Danae twirled herself around, the red dress rising fetchingly about her thighs. “You think you’re the only one who can’t resist this?” she teased. “Munroe, at heart, is a skirthound, like I thought. It wasn’t hard to catch his attention. An arch of the eye,” and here she wiggled her eyebrows comically, “a shimmy of the hips,” she bada-boomed her hips back and forth, “and he was putty.”
“But
how
is he here?” I asked, impatient with Danae’s cutesy act.
“She slipped him a mash note,” Warren said. “We cooked up a real juicy one, made it sexy, promised Munroe to take him to the moon if he showed up here after his show. If it didn’t work, no harm done.”
“Oh, Munroe, I’m such a
huge
fan of yours!” said Danae, putting on a sweetie-pie voice. “Gosh, I know it’s forward, but, I’ll never have this chance again!”
“We made sure to promise anonymity, to sweeten the proposition,” Aubrey said. “A night of mind-blowing sex in a guilt-free environment. All he had to do was get away from his people. Who could resist?”
“But,” I sputtered, “what if he told someone?” I strained my ears, trying to hear the wail of approaching sirens. Nothing. “He would have told
someone
. He had to.”
“Well, there’s always an X-factor,” said Danae, dismissing the problem with a perfunctory flick of her wrist.
I pulled my hair in anguish. “That’s one fucking huge X! He could have left a note, or told his handlers, or . . .” I struggled to get to my feet. “Jesus, the cops are probably already on their way!” Aubrey shoved me back down.
“Everyone,” Munroe moaned, coming around. “I told everyone, please, everyone knows I’m here.” He opened his eyes and took us all in. “He’s right, the police will be coming.”
“Ubf!” Margarita struggled herself onto Munroe’s lap.
Munroe licked his lips nervously, gagging slightly on the blood. “Please, I don’t know who you are, but they expect me back any minute.”
Warren crouched down, staring into Munroe’s eyes for a good minute, until Munroe looked down. “Nope,” he decided. “No, he didn’t tell anyone.” He grabbed hold of Munroe’s chin and pulled his face up. “Did you, Purvis? Who did you tell, big boy?”

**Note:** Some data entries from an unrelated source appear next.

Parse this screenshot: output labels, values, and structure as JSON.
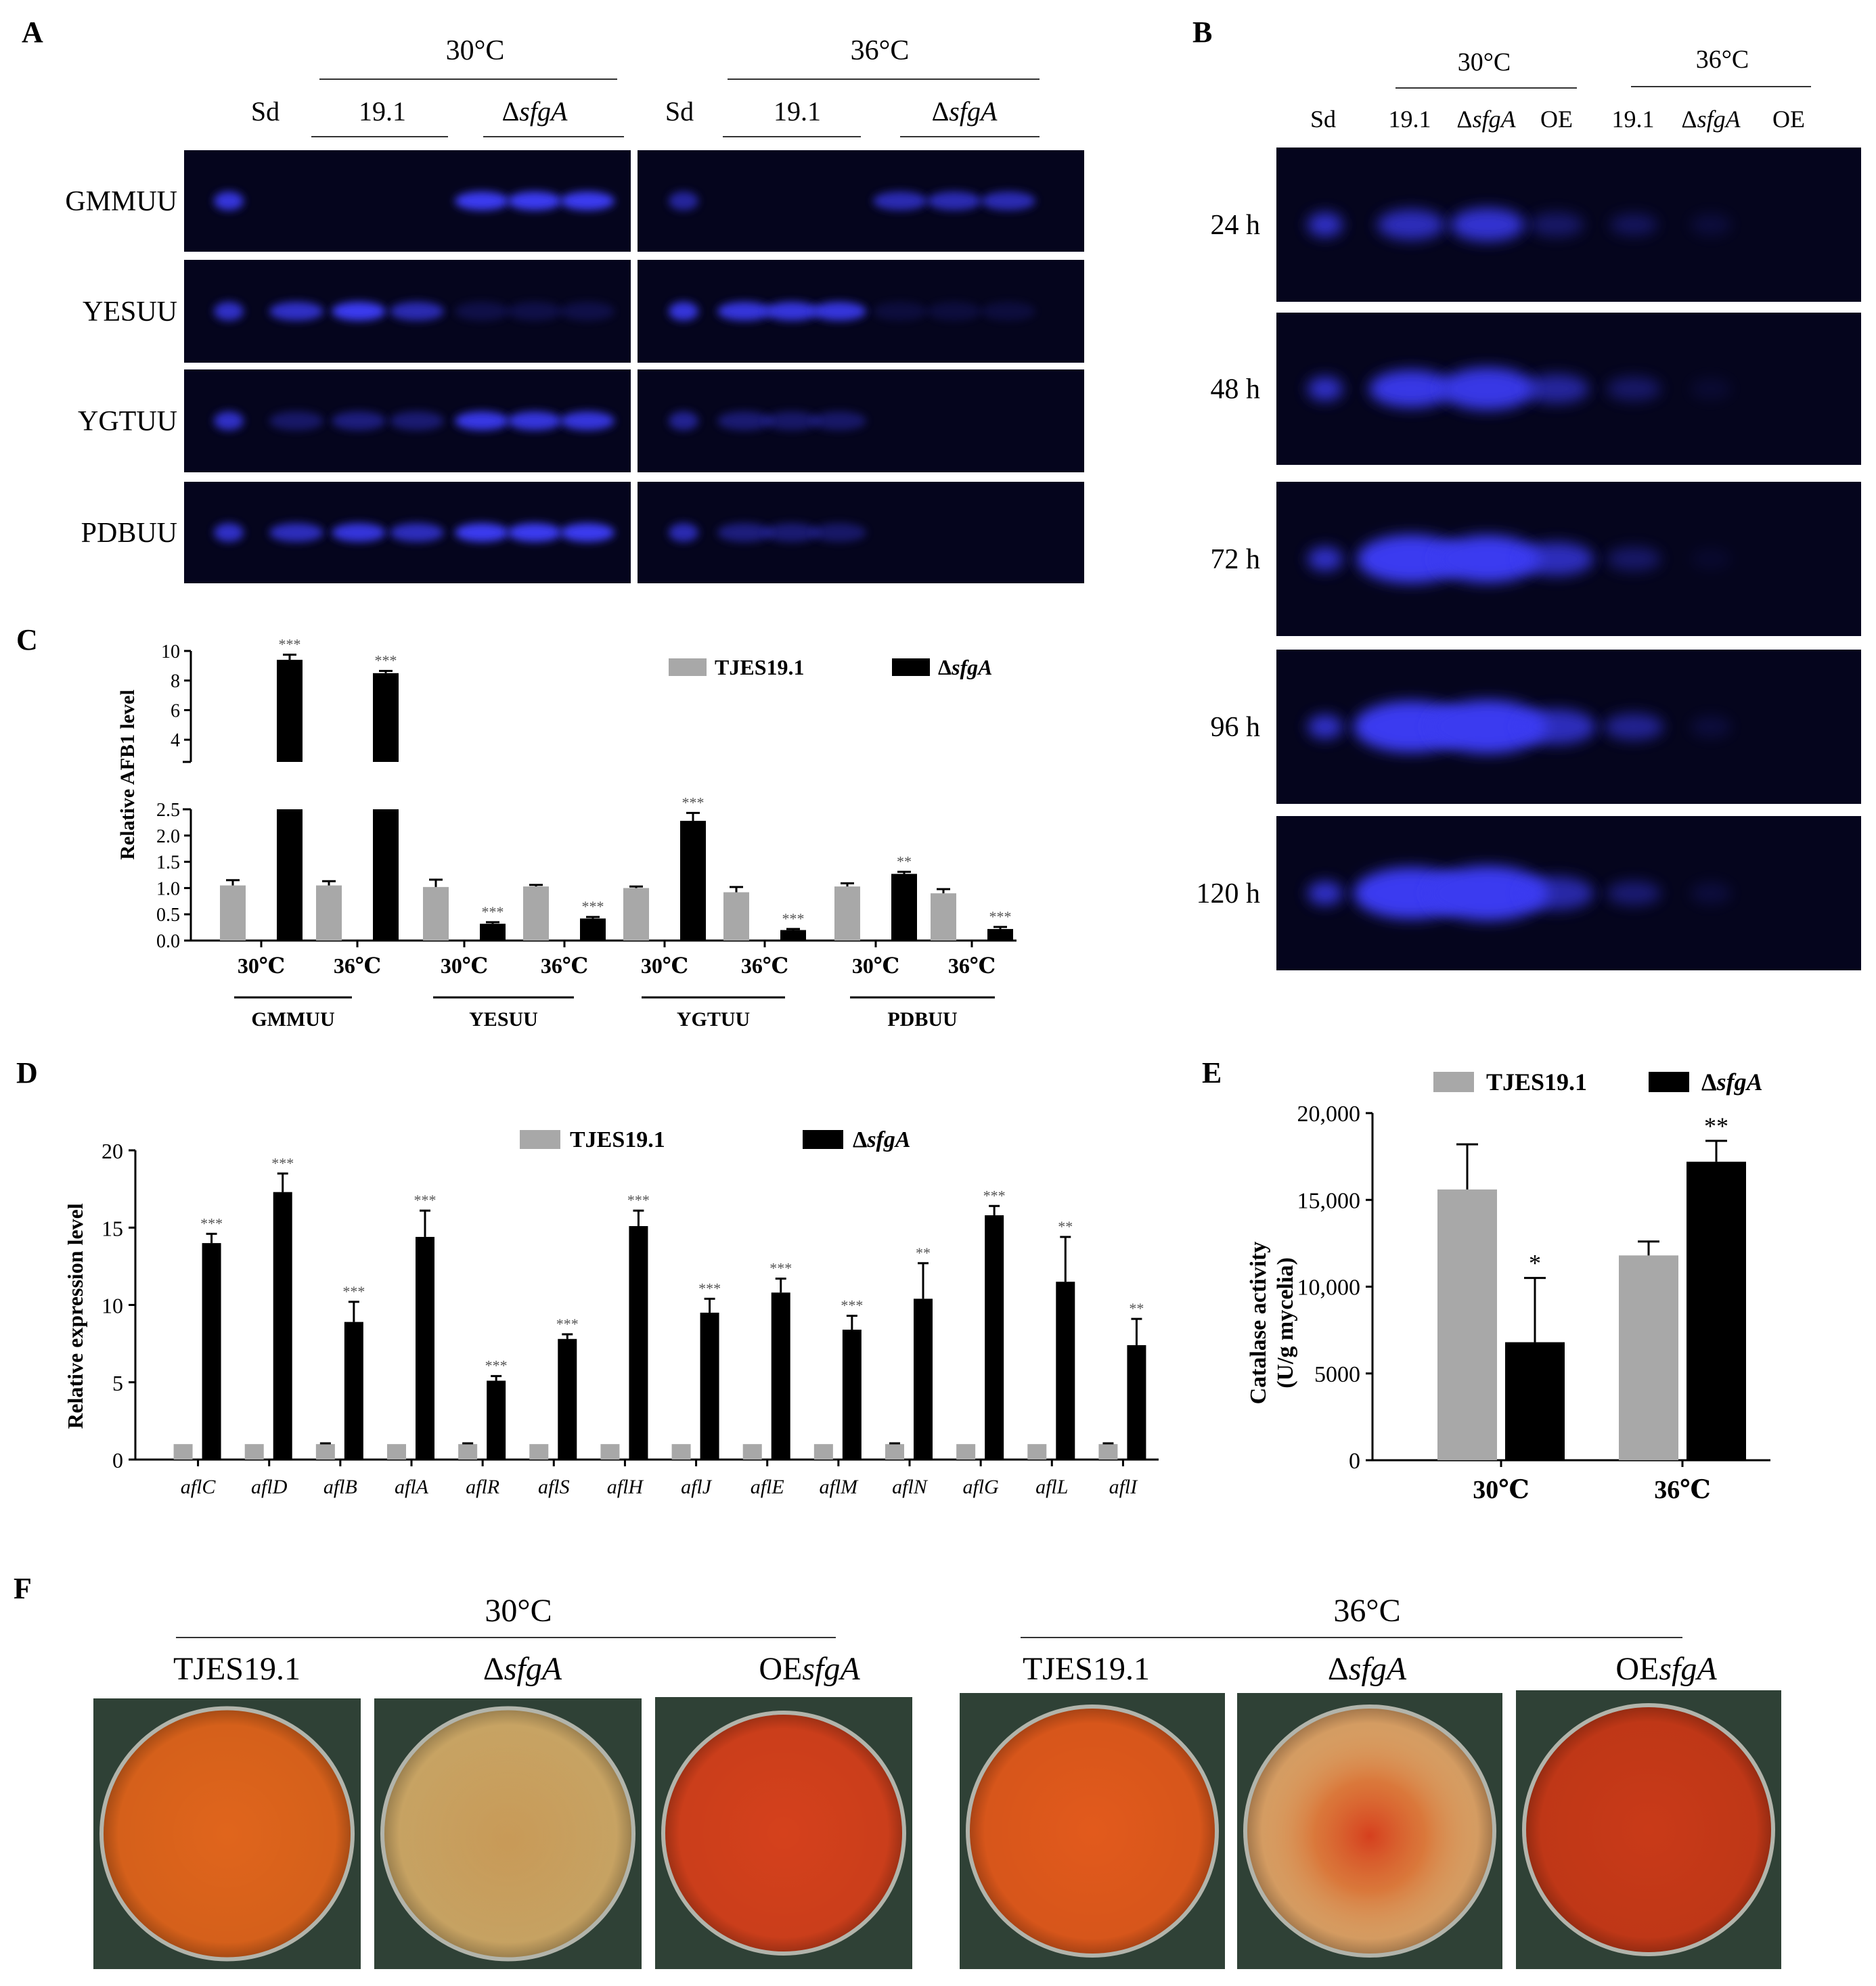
{
  "colors": {
    "gray_bar": "#a8a8a8",
    "black_bar": "#000000",
    "tlc_bg": "#05051d",
    "tlc_band": "#3a3af0",
    "plate_bg": "#2f4136"
  },
  "panel_a": {
    "letter": "A",
    "temps": [
      "30°C",
      "36°C"
    ],
    "headers": {
      "sd": "Sd",
      "wt": "19.1",
      "mut_delta": "Δ",
      "mut_gene": "sfgA"
    },
    "media": [
      "GMMUU",
      "YESUU",
      "YGTUU",
      "PDBUU"
    ]
  },
  "panel_b": {
    "letter": "B",
    "temps": [
      "30°C",
      "36°C"
    ],
    "lanes": {
      "sd": "Sd",
      "wt": "19.1",
      "mut_delta": "Δ",
      "mut_gene": "sfgA",
      "oe": "OE"
    },
    "times": [
      "24 h",
      "48 h",
      "72 h",
      "96 h",
      "120 h"
    ]
  },
  "legend": {
    "wt": "TJES19.1",
    "mut_delta": "Δ",
    "mut_gene": "sfgA"
  },
  "panel_c": {
    "letter": "C"
  },
  "panel_d": {
    "letter": "D"
  },
  "panel_e": {
    "letter": "E"
  },
  "panel_f": {
    "letter": "F",
    "temps": [
      "30°C",
      "36°C"
    ],
    "strains": {
      "wt": "TJES19.1",
      "mut_delta": "Δ",
      "mut_gene": "sfgA",
      "oe_prefix": "OE",
      "oe_gene": "sfgA"
    },
    "plate_colors": [
      "#e0651c",
      "#d2ad6a",
      "#d5411c",
      "#e25a1c",
      "#dea266",
      "#c93a18"
    ]
  },
  "chart_data": [
    {
      "id": "C",
      "type": "bar",
      "ylabel": "Relative AFB1 level",
      "axis_break": {
        "lower": [
          0,
          2.5
        ],
        "upper": [
          2.5,
          10
        ]
      },
      "yticks_lower": [
        "0.0",
        "0.5",
        "1.0",
        "1.5",
        "2.0",
        "2.5"
      ],
      "yticks_upper": [
        "4",
        "6",
        "8",
        "10"
      ],
      "groups": [
        "GMMUU",
        "YESUU",
        "YGTUU",
        "PDBUU"
      ],
      "categories": [
        "30℃",
        "36℃",
        "30℃",
        "36℃",
        "30℃",
        "36℃",
        "30℃",
        "36℃"
      ],
      "series": [
        {
          "name": "TJES19.1",
          "values": [
            1.05,
            1.05,
            1.02,
            1.03,
            1.0,
            0.92,
            1.03,
            0.9
          ],
          "errors": [
            0.1,
            0.08,
            0.14,
            0.03,
            0.03,
            0.1,
            0.06,
            0.08
          ]
        },
        {
          "name": "ΔsfgA",
          "values": [
            9.4,
            8.5,
            0.32,
            0.42,
            2.28,
            0.2,
            1.27,
            0.22
          ],
          "errors": [
            0.35,
            0.15,
            0.03,
            0.03,
            0.15,
            0.02,
            0.04,
            0.04
          ],
          "significance": [
            "***",
            "***",
            "***",
            "***",
            "***",
            "***",
            "**",
            "***"
          ]
        }
      ]
    },
    {
      "id": "D",
      "type": "bar",
      "ylabel": "Relative expression level",
      "ylim": [
        0,
        20
      ],
      "yticks": [
        "0",
        "5",
        "10",
        "15",
        "20"
      ],
      "categories": [
        "aflC",
        "aflD",
        "aflB",
        "aflA",
        "aflR",
        "aflS",
        "aflH",
        "aflJ",
        "aflE",
        "aflM",
        "aflN",
        "aflG",
        "aflL",
        "aflI"
      ],
      "series": [
        {
          "name": "TJES19.1",
          "values": [
            1,
            1,
            1,
            1,
            1,
            1,
            1,
            1,
            1,
            1,
            1,
            1,
            1,
            1
          ],
          "errors": [
            0,
            0,
            0.05,
            0,
            0.05,
            0,
            0,
            0,
            0,
            0,
            0.05,
            0,
            0,
            0.05
          ]
        },
        {
          "name": "ΔsfgA",
          "values": [
            14,
            17.3,
            8.9,
            14.4,
            5.1,
            7.8,
            15.1,
            9.5,
            10.8,
            8.4,
            10.4,
            15.8,
            11.5,
            7.4
          ],
          "errors": [
            0.6,
            1.2,
            1.3,
            1.7,
            0.3,
            0.3,
            1.0,
            0.9,
            0.9,
            0.9,
            2.3,
            0.6,
            2.9,
            1.7
          ],
          "significance": [
            "***",
            "***",
            "***",
            "***",
            "***",
            "***",
            "***",
            "***",
            "***",
            "***",
            "**",
            "***",
            "**",
            "**"
          ]
        }
      ]
    },
    {
      "id": "E",
      "type": "bar",
      "ylabel": "Catalase activity",
      "ylabel2": "(U/g mycelia)",
      "ylim": [
        0,
        20000
      ],
      "yticks": [
        "0",
        "5000",
        "10,000",
        "15,000",
        "20,000"
      ],
      "categories": [
        "30℃",
        "36℃"
      ],
      "series": [
        {
          "name": "TJES19.1",
          "values": [
            15600,
            11800
          ],
          "errors": [
            2600,
            800
          ]
        },
        {
          "name": "ΔsfgA",
          "values": [
            6800,
            17200
          ],
          "errors": [
            3700,
            1200
          ],
          "significance": [
            "*",
            "**"
          ]
        }
      ]
    }
  ]
}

“Everyone knows, they expect me back soon, I swear it, please!”
“He’s lying,” Danae said. “He couldn’t risk the scandal if they found out. Munroe Purvis out trolling for tail? Think of the headlines.”
“They forgave Oral Roberts,” I reminded her.
“Please, I . . . I don’t know you, I never saw you, not clearly,” Munroe pleaded. “I’ll never tell. I don’t know where I am, not really, I could never find you, even if I wanted to, please, please!”
Aubrey seemed to consider it for a moment. “Warren, gag the pig,” he said finally.
Munroe began to squeal, “No, no, please, I,
HELP! HELP! SOMEBODY HE
—” before Warren mercifully cut him short, applying a liberal swatch of duct tape to Munroe’s mouth. He moaned and kicked for a good minute before giving up. Margarita, undisturbed by his movements, set about falling asleep atop his legs.
“So, brother, shall we begin?” Aubrey asked me. “Warren, call the others, tell them to meet us by the pyre in an hour or so.”
Warren made for the kitchen, then stopped and looked back. “Should I tell them why?”